機動戦士ガンダムSEED DESTINY 最終話

「明日」。ある意味この作品を象徴する言葉だった。
明日の(放送の)為にと大量に使われるバンクと総集編。明日には都合よく転がり込んでくるアークエンジェル側のモノと状況。そして明日という言葉に投げ捨てられる結末。

最後デュランダル議長の前に立つのはキラ。部下として手足となって戦っていたシンでもなければ、一時はその下で働くも疑問を感じて飛び出したアスランでもなく、作内では初対面で係わりの薄いキラ。

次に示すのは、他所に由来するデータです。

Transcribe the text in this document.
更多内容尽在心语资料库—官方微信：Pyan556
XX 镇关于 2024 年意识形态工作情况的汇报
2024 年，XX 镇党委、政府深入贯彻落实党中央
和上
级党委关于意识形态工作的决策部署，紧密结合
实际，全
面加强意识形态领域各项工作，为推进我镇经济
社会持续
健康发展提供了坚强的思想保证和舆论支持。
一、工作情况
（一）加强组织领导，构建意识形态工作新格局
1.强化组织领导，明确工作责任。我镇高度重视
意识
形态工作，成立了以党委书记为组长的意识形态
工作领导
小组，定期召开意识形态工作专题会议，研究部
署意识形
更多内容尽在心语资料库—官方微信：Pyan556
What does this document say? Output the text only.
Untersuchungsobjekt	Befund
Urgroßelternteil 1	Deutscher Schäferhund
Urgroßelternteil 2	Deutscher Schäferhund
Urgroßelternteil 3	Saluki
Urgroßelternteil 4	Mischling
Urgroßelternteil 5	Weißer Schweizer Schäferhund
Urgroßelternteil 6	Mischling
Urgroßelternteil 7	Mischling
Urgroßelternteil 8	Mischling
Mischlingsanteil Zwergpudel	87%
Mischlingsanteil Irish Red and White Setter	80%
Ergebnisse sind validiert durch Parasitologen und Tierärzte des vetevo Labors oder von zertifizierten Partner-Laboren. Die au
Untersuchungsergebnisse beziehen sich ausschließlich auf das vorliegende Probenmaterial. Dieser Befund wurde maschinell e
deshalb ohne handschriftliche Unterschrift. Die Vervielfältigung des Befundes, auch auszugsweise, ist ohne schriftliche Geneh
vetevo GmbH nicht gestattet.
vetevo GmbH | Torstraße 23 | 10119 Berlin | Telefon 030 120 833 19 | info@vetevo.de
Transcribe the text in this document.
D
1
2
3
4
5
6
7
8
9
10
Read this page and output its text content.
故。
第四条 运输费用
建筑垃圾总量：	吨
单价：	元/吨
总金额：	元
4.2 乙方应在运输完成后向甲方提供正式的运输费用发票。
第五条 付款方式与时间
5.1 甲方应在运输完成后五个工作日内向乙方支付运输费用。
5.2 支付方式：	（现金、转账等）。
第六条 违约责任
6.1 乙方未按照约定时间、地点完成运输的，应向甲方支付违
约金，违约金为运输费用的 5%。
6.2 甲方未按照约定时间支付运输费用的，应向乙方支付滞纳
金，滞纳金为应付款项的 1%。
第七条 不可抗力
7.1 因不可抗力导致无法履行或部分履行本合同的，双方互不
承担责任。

そんな関係の人物達が並び立てる言葉に確固たるものがあるはずもない。
憎んでさえいたキラの一言で、あっさりとデュランダルを捨てるレイの改心ぶり。戦争の被害者、そしてその復讐者として登場したシンも、結局はアスランに叩かれてオワリ。言葉一つ、拳一つでどうにかなるものを、1年にわたって見せてきたワケだ。

当初の構図、匂わせていた設定。そこから考えるとかならずしもこれが意図した結末だとは思えない。早い段階で越えるか積み重ねるかしなければならない課題を、最後の最後まで引き伸ばし描く機会を逃してしまった。そんな印象。

作り手の歪んだ愛情が子供(キャラクター)の成長を封じ込め、率先して進む道から障害物を取り除く、そんな甘さを見せてしまったのか。それとも自身のいい加減さが「明日でいいや」という甘えを生んでしまったのか。